As in ordinary linear regression, model premises should be accounted for before interpreting the results.
#Design matrix; the n 1's get multiplied by the intercept afterwards
X = cbind(rep(1.0, data1_jags$n), data1_jags$wt)
(pm_params1 = colMeans(mod1_csim)) #posterior mean
## b[1] b[2] sig
## 37.245727 -5.332872 3.131824
#vector of predicted values from the model
yhat1 <- drop(X %*% pm_params1[1:2])
#Calculate residuals
resid1 <- data1_jags$y - yhat1
#Check independence
plot(resid1)
#Check linearity
plot(yhat1, resid1)
#Check normality
qqnorm(resid1)
As can be seen, some of the values scatter widely around zero.
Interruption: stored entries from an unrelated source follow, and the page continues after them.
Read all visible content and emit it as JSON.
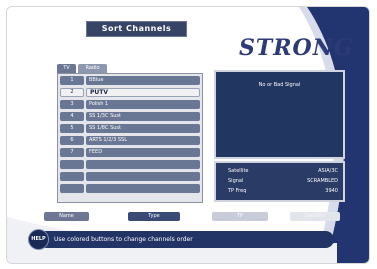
{
  "title": "Sort Channels",
  "logo": "STRONG",
  "tabs": [
    {
      "label": "TV"
    },
    {
      "label": "Radio"
    }
  ],
  "channels": [
    {
      "num": "1",
      "name": "BBlue"
    },
    {
      "num": "2",
      "name": "PUTV"
    },
    {
      "num": "3",
      "name": "Polish 1"
    },
    {
      "num": "4",
      "name": "SS 1/3C Sust"
    },
    {
      "num": "5",
      "name": "SS 1/8C Sust"
    },
    {
      "num": "6",
      "name": "ARTS 1/2/3 SSL"
    },
    {
      "num": "7",
      "name": "FEED"
    }
  ],
  "selected_index": 1,
  "preview": {
    "message": "No or Bad Signal"
  },
  "info": {
    "satellite_label": "Satellite",
    "satellite_value": "ASIA/3C",
    "signal_label": "Signal",
    "signal_value": "SCRAMBLED",
    "tp_label": "TP Freq",
    "tp_value": "3940"
  },
  "buttons": {
    "red": "Name",
    "green": "Type",
    "yellow": "TP",
    "blue": "Satellite"
  },
  "help": {
    "icon_label": "HELP",
    "text": "Use colored buttons to change channels order"
  },
  "colors": {
    "accent": "#223466",
    "logo": "#2c3a78",
    "selected_row": "#f1f1f4"
  }
}
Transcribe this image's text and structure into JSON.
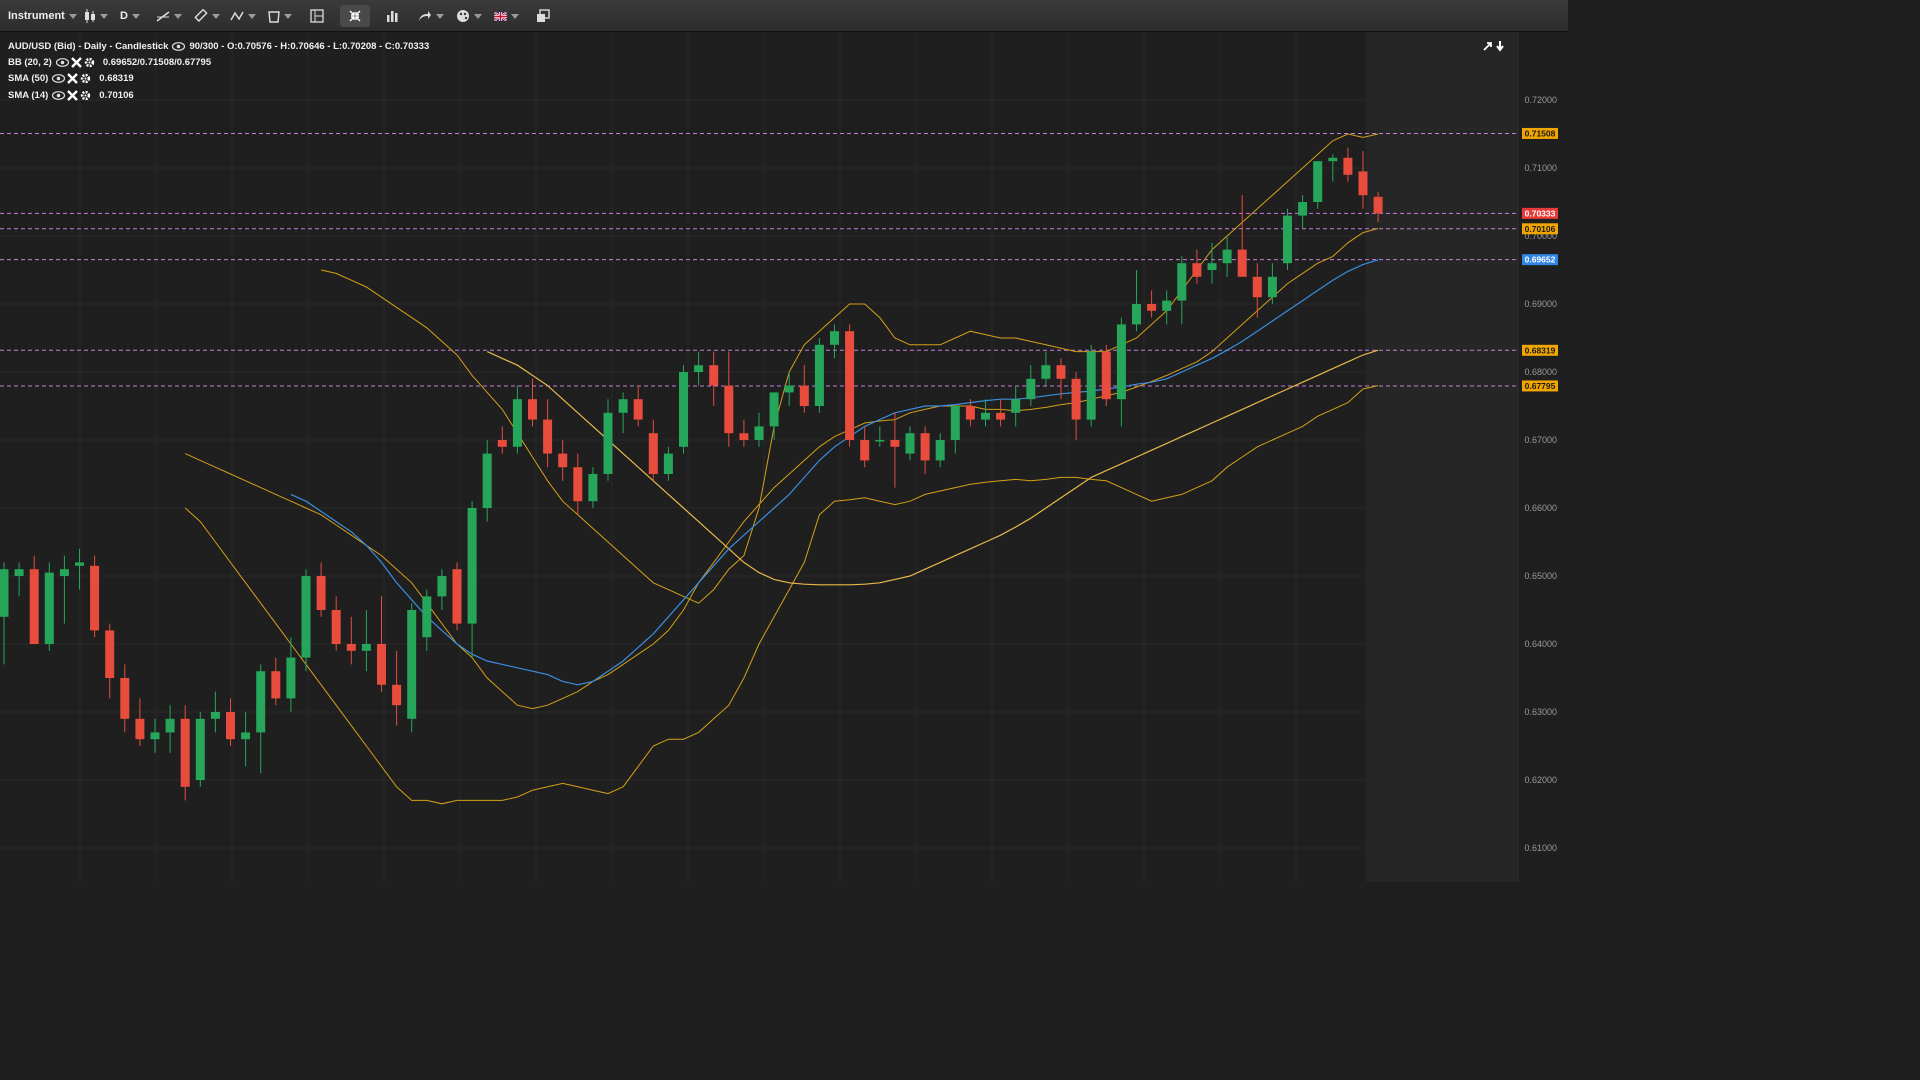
{
  "toolbar": {
    "instrument_label": "Instrument",
    "timeframe_label": "D"
  },
  "legend": {
    "title": "AUD/USD (Bid) - Daily - Candlestick",
    "bar_info": "90/300 - O:0.70576 - H:0.70646 - L:0.70208 - C:0.70333",
    "bb_label": "BB (20, 2)",
    "bb_values": "0.69652/0.71508/0.67795",
    "sma50_label": "SMA (50)",
    "sma50_value": "0.68319",
    "sma14_label": "SMA (14)",
    "sma14_value": "0.70106"
  },
  "colors": {
    "background": "#1f1f1f",
    "up": "#26a65b",
    "down": "#e74c3c",
    "bb_line": "#d4a017",
    "sma50": "#e8b84a",
    "sma14": "#3b8de0",
    "hline": "#c77dda"
  },
  "chart_data": {
    "type": "candlestick",
    "instrument": "AUD/USD (Bid)",
    "timeframe": "Daily",
    "ylim": [
      0.605,
      0.73
    ],
    "y_ticks": [
      "0.72000",
      "0.71000",
      "0.70000",
      "0.69000",
      "0.68000",
      "0.67000",
      "0.66000",
      "0.65000",
      "0.64000",
      "0.63000",
      "0.62000",
      "0.61000"
    ],
    "price_tags": [
      {
        "value": 0.71508,
        "label": "0.71508",
        "color": "#f0a500"
      },
      {
        "value": 0.70333,
        "label": "0.70333",
        "color": "#e83a3a"
      },
      {
        "value": 0.70106,
        "label": "0.70106",
        "color": "#f0a500"
      },
      {
        "value": 0.69652,
        "label": "0.69652",
        "color": "#2f86e6"
      },
      {
        "value": 0.68319,
        "label": "0.68319",
        "color": "#f0a500"
      },
      {
        "value": 0.67795,
        "label": "0.67795",
        "color": "#f0a500"
      }
    ],
    "candles": [
      {
        "o": 0.644,
        "h": 0.652,
        "l": 0.637,
        "c": 0.651
      },
      {
        "o": 0.65,
        "h": 0.652,
        "l": 0.647,
        "c": 0.651
      },
      {
        "o": 0.651,
        "h": 0.653,
        "l": 0.64,
        "c": 0.64
      },
      {
        "o": 0.64,
        "h": 0.652,
        "l": 0.639,
        "c": 0.6505
      },
      {
        "o": 0.65,
        "h": 0.653,
        "l": 0.643,
        "c": 0.651
      },
      {
        "o": 0.6515,
        "h": 0.654,
        "l": 0.648,
        "c": 0.652
      },
      {
        "o": 0.6515,
        "h": 0.653,
        "l": 0.641,
        "c": 0.642
      },
      {
        "o": 0.642,
        "h": 0.643,
        "l": 0.632,
        "c": 0.635
      },
      {
        "o": 0.635,
        "h": 0.637,
        "l": 0.627,
        "c": 0.629
      },
      {
        "o": 0.629,
        "h": 0.632,
        "l": 0.625,
        "c": 0.626
      },
      {
        "o": 0.626,
        "h": 0.629,
        "l": 0.624,
        "c": 0.627
      },
      {
        "o": 0.627,
        "h": 0.631,
        "l": 0.624,
        "c": 0.629
      },
      {
        "o": 0.629,
        "h": 0.631,
        "l": 0.617,
        "c": 0.619
      },
      {
        "o": 0.62,
        "h": 0.63,
        "l": 0.619,
        "c": 0.629
      },
      {
        "o": 0.629,
        "h": 0.633,
        "l": 0.627,
        "c": 0.63
      },
      {
        "o": 0.63,
        "h": 0.632,
        "l": 0.625,
        "c": 0.626
      },
      {
        "o": 0.626,
        "h": 0.63,
        "l": 0.622,
        "c": 0.627
      },
      {
        "o": 0.627,
        "h": 0.637,
        "l": 0.621,
        "c": 0.636
      },
      {
        "o": 0.636,
        "h": 0.638,
        "l": 0.631,
        "c": 0.632
      },
      {
        "o": 0.632,
        "h": 0.641,
        "l": 0.63,
        "c": 0.638
      },
      {
        "o": 0.638,
        "h": 0.651,
        "l": 0.636,
        "c": 0.65
      },
      {
        "o": 0.65,
        "h": 0.652,
        "l": 0.644,
        "c": 0.645
      },
      {
        "o": 0.645,
        "h": 0.647,
        "l": 0.639,
        "c": 0.64
      },
      {
        "o": 0.64,
        "h": 0.644,
        "l": 0.637,
        "c": 0.639
      },
      {
        "o": 0.639,
        "h": 0.645,
        "l": 0.636,
        "c": 0.64
      },
      {
        "o": 0.64,
        "h": 0.647,
        "l": 0.633,
        "c": 0.634
      },
      {
        "o": 0.634,
        "h": 0.639,
        "l": 0.628,
        "c": 0.631
      },
      {
        "o": 0.629,
        "h": 0.646,
        "l": 0.627,
        "c": 0.645
      },
      {
        "o": 0.641,
        "h": 0.648,
        "l": 0.639,
        "c": 0.647
      },
      {
        "o": 0.647,
        "h": 0.651,
        "l": 0.645,
        "c": 0.65
      },
      {
        "o": 0.651,
        "h": 0.652,
        "l": 0.642,
        "c": 0.643
      },
      {
        "o": 0.643,
        "h": 0.661,
        "l": 0.638,
        "c": 0.66
      },
      {
        "o": 0.66,
        "h": 0.67,
        "l": 0.658,
        "c": 0.668
      },
      {
        "o": 0.67,
        "h": 0.672,
        "l": 0.668,
        "c": 0.669
      },
      {
        "o": 0.669,
        "h": 0.678,
        "l": 0.668,
        "c": 0.676
      },
      {
        "o": 0.676,
        "h": 0.679,
        "l": 0.672,
        "c": 0.673
      },
      {
        "o": 0.673,
        "h": 0.676,
        "l": 0.666,
        "c": 0.668
      },
      {
        "o": 0.668,
        "h": 0.67,
        "l": 0.664,
        "c": 0.666
      },
      {
        "o": 0.666,
        "h": 0.668,
        "l": 0.659,
        "c": 0.661
      },
      {
        "o": 0.661,
        "h": 0.666,
        "l": 0.66,
        "c": 0.665
      },
      {
        "o": 0.665,
        "h": 0.676,
        "l": 0.664,
        "c": 0.674
      },
      {
        "o": 0.674,
        "h": 0.677,
        "l": 0.671,
        "c": 0.676
      },
      {
        "o": 0.676,
        "h": 0.678,
        "l": 0.672,
        "c": 0.673
      },
      {
        "o": 0.671,
        "h": 0.673,
        "l": 0.664,
        "c": 0.665
      },
      {
        "o": 0.665,
        "h": 0.669,
        "l": 0.664,
        "c": 0.668
      },
      {
        "o": 0.669,
        "h": 0.681,
        "l": 0.668,
        "c": 0.68
      },
      {
        "o": 0.68,
        "h": 0.683,
        "l": 0.678,
        "c": 0.681
      },
      {
        "o": 0.681,
        "h": 0.683,
        "l": 0.675,
        "c": 0.678
      },
      {
        "o": 0.678,
        "h": 0.683,
        "l": 0.669,
        "c": 0.671
      },
      {
        "o": 0.671,
        "h": 0.673,
        "l": 0.669,
        "c": 0.67
      },
      {
        "o": 0.67,
        "h": 0.674,
        "l": 0.669,
        "c": 0.672
      },
      {
        "o": 0.672,
        "h": 0.677,
        "l": 0.67,
        "c": 0.677
      },
      {
        "o": 0.677,
        "h": 0.68,
        "l": 0.675,
        "c": 0.678
      },
      {
        "o": 0.678,
        "h": 0.681,
        "l": 0.674,
        "c": 0.675
      },
      {
        "o": 0.675,
        "h": 0.685,
        "l": 0.674,
        "c": 0.684
      },
      {
        "o": 0.684,
        "h": 0.687,
        "l": 0.682,
        "c": 0.686
      },
      {
        "o": 0.686,
        "h": 0.687,
        "l": 0.669,
        "c": 0.67
      },
      {
        "o": 0.67,
        "h": 0.672,
        "l": 0.666,
        "c": 0.667
      },
      {
        "o": 0.67,
        "h": 0.672,
        "l": 0.669,
        "c": 0.67
      },
      {
        "o": 0.67,
        "h": 0.674,
        "l": 0.663,
        "c": 0.669
      },
      {
        "o": 0.668,
        "h": 0.672,
        "l": 0.667,
        "c": 0.671
      },
      {
        "o": 0.671,
        "h": 0.672,
        "l": 0.665,
        "c": 0.667
      },
      {
        "o": 0.667,
        "h": 0.671,
        "l": 0.666,
        "c": 0.67
      },
      {
        "o": 0.67,
        "h": 0.675,
        "l": 0.668,
        "c": 0.675
      },
      {
        "o": 0.675,
        "h": 0.676,
        "l": 0.672,
        "c": 0.673
      },
      {
        "o": 0.673,
        "h": 0.676,
        "l": 0.672,
        "c": 0.674
      },
      {
        "o": 0.674,
        "h": 0.676,
        "l": 0.672,
        "c": 0.673
      },
      {
        "o": 0.674,
        "h": 0.678,
        "l": 0.672,
        "c": 0.676
      },
      {
        "o": 0.676,
        "h": 0.681,
        "l": 0.675,
        "c": 0.679
      },
      {
        "o": 0.679,
        "h": 0.683,
        "l": 0.678,
        "c": 0.681
      },
      {
        "o": 0.681,
        "h": 0.682,
        "l": 0.676,
        "c": 0.679
      },
      {
        "o": 0.679,
        "h": 0.68,
        "l": 0.67,
        "c": 0.673
      },
      {
        "o": 0.673,
        "h": 0.684,
        "l": 0.672,
        "c": 0.683
      },
      {
        "o": 0.683,
        "h": 0.684,
        "l": 0.675,
        "c": 0.676
      },
      {
        "o": 0.676,
        "h": 0.688,
        "l": 0.672,
        "c": 0.687
      },
      {
        "o": 0.687,
        "h": 0.695,
        "l": 0.686,
        "c": 0.69
      },
      {
        "o": 0.69,
        "h": 0.692,
        "l": 0.688,
        "c": 0.689
      },
      {
        "o": 0.689,
        "h": 0.692,
        "l": 0.687,
        "c": 0.6905
      },
      {
        "o": 0.6905,
        "h": 0.697,
        "l": 0.687,
        "c": 0.696
      },
      {
        "o": 0.696,
        "h": 0.698,
        "l": 0.693,
        "c": 0.694
      },
      {
        "o": 0.695,
        "h": 0.699,
        "l": 0.693,
        "c": 0.696
      },
      {
        "o": 0.696,
        "h": 0.7,
        "l": 0.694,
        "c": 0.698
      },
      {
        "o": 0.698,
        "h": 0.706,
        "l": 0.695,
        "c": 0.694
      },
      {
        "o": 0.694,
        "h": 0.696,
        "l": 0.688,
        "c": 0.691
      },
      {
        "o": 0.691,
        "h": 0.696,
        "l": 0.69,
        "c": 0.694
      },
      {
        "o": 0.696,
        "h": 0.704,
        "l": 0.695,
        "c": 0.703
      },
      {
        "o": 0.703,
        "h": 0.706,
        "l": 0.701,
        "c": 0.705
      },
      {
        "o": 0.705,
        "h": 0.711,
        "l": 0.704,
        "c": 0.711
      },
      {
        "o": 0.711,
        "h": 0.712,
        "l": 0.708,
        "c": 0.7115
      },
      {
        "o": 0.7115,
        "h": 0.713,
        "l": 0.708,
        "c": 0.709
      },
      {
        "o": 0.7095,
        "h": 0.7125,
        "l": 0.704,
        "c": 0.706
      },
      {
        "o": 0.70576,
        "h": 0.70646,
        "l": 0.70208,
        "c": 0.70333
      }
    ],
    "sma14": [
      0.662,
      0.661,
      0.6595,
      0.658,
      0.6565,
      0.6545,
      0.652,
      0.649,
      0.6465,
      0.644,
      0.642,
      0.64,
      0.6385,
      0.6375,
      0.637,
      0.6365,
      0.636,
      0.6355,
      0.6345,
      0.634,
      0.6345,
      0.636,
      0.6375,
      0.6395,
      0.6415,
      0.644,
      0.6465,
      0.649,
      0.6515,
      0.654,
      0.656,
      0.658,
      0.66,
      0.662,
      0.6645,
      0.667,
      0.669,
      0.6705,
      0.672,
      0.673,
      0.674,
      0.6745,
      0.675,
      0.675,
      0.6752,
      0.6755,
      0.6758,
      0.676,
      0.676,
      0.6762,
      0.6765,
      0.6768,
      0.677,
      0.6772,
      0.6775,
      0.6778,
      0.6782,
      0.6785,
      0.679,
      0.68,
      0.681,
      0.682,
      0.6832,
      0.6845,
      0.686,
      0.6875,
      0.689,
      0.6905,
      0.692,
      0.6935,
      0.6948,
      0.6958,
      0.6965
    ],
    "sma50": [
      0.683,
      0.682,
      0.681,
      0.6795,
      0.678,
      0.676,
      0.674,
      0.672,
      0.67,
      0.668,
      0.666,
      0.664,
      0.662,
      0.66,
      0.658,
      0.656,
      0.654,
      0.652,
      0.6505,
      0.6495,
      0.649,
      0.6488,
      0.6487,
      0.6487,
      0.6487,
      0.6488,
      0.649,
      0.6495,
      0.65,
      0.651,
      0.652,
      0.653,
      0.654,
      0.655,
      0.656,
      0.6572,
      0.6585,
      0.66,
      0.6615,
      0.663,
      0.6645,
      0.6655,
      0.6665,
      0.6675,
      0.6685,
      0.6695,
      0.6705,
      0.6715,
      0.6725,
      0.6735,
      0.6745,
      0.6755,
      0.6765,
      0.6775,
      0.6785,
      0.6795,
      0.6805,
      0.6815,
      0.6825,
      0.6832
    ],
    "bb_mid": [
      0.668,
      0.667,
      0.666,
      0.665,
      0.664,
      0.663,
      0.662,
      0.661,
      0.66,
      0.659,
      0.6575,
      0.656,
      0.6545,
      0.653,
      0.651,
      0.649,
      0.646,
      0.643,
      0.64,
      0.638,
      0.635,
      0.633,
      0.631,
      0.6305,
      0.631,
      0.632,
      0.633,
      0.6345,
      0.6355,
      0.637,
      0.6385,
      0.64,
      0.642,
      0.645,
      0.649,
      0.652,
      0.655,
      0.658,
      0.6605,
      0.663,
      0.665,
      0.667,
      0.669,
      0.6705,
      0.6715,
      0.6725,
      0.6728,
      0.673,
      0.674,
      0.6745,
      0.675,
      0.675,
      0.675,
      0.6745,
      0.6745,
      0.6743,
      0.6745,
      0.6748,
      0.6752,
      0.6755,
      0.676,
      0.6765,
      0.677,
      0.6778,
      0.6786,
      0.6795,
      0.6805,
      0.6815,
      0.683,
      0.685,
      0.687,
      0.689,
      0.691,
      0.693,
      0.6945,
      0.696,
      0.697,
      0.699,
      0.7005,
      0.7011
    ],
    "bb_upper": [
      0.695,
      0.6945,
      0.6935,
      0.6925,
      0.691,
      0.6895,
      0.688,
      0.6865,
      0.6845,
      0.6825,
      0.6795,
      0.677,
      0.6745,
      0.671,
      0.6675,
      0.664,
      0.661,
      0.659,
      0.657,
      0.655,
      0.653,
      0.651,
      0.649,
      0.648,
      0.647,
      0.646,
      0.648,
      0.651,
      0.653,
      0.66,
      0.672,
      0.68,
      0.684,
      0.686,
      0.688,
      0.69,
      0.69,
      0.688,
      0.685,
      0.684,
      0.684,
      0.684,
      0.685,
      0.686,
      0.6855,
      0.685,
      0.685,
      0.6845,
      0.684,
      0.6835,
      0.683,
      0.683,
      0.683,
      0.684,
      0.685,
      0.687,
      0.689,
      0.692,
      0.695,
      0.698,
      0.7,
      0.702,
      0.704,
      0.706,
      0.708,
      0.71,
      0.712,
      0.714,
      0.715,
      0.7145,
      0.715
    ],
    "bb_lower": [
      0.66,
      0.658,
      0.655,
      0.652,
      0.649,
      0.646,
      0.643,
      0.64,
      0.637,
      0.634,
      0.631,
      0.628,
      0.625,
      0.622,
      0.619,
      0.617,
      0.617,
      0.6165,
      0.617,
      0.617,
      0.617,
      0.617,
      0.6175,
      0.6185,
      0.619,
      0.6195,
      0.619,
      0.6185,
      0.618,
      0.619,
      0.622,
      0.625,
      0.626,
      0.626,
      0.627,
      0.629,
      0.631,
      0.635,
      0.64,
      0.644,
      0.648,
      0.652,
      0.659,
      0.661,
      0.6612,
      0.6615,
      0.661,
      0.6605,
      0.661,
      0.662,
      0.6625,
      0.663,
      0.6635,
      0.6638,
      0.664,
      0.6642,
      0.664,
      0.6642,
      0.6645,
      0.6645,
      0.6642,
      0.664,
      0.663,
      0.662,
      0.661,
      0.6615,
      0.662,
      0.663,
      0.664,
      0.666,
      0.6675,
      0.669,
      0.67,
      0.671,
      0.672,
      0.6735,
      0.6745,
      0.6755,
      0.6775,
      0.678
    ]
  }
}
Furhtermore, the variance of the values seems to change as we move from the left to the right of the plot. The QQ-Plot shows that, especially at the higher end, there are outliers that deviate which violates the assumption of normally distributed residuals. To sum up, while this model might be a good starting point the residual diagnostics reveal some deficiencies. These could be accounted for by adding more covariates to the model or by changing the likelihood from a normal to a t-likelihood with thicker tails to handle outliers.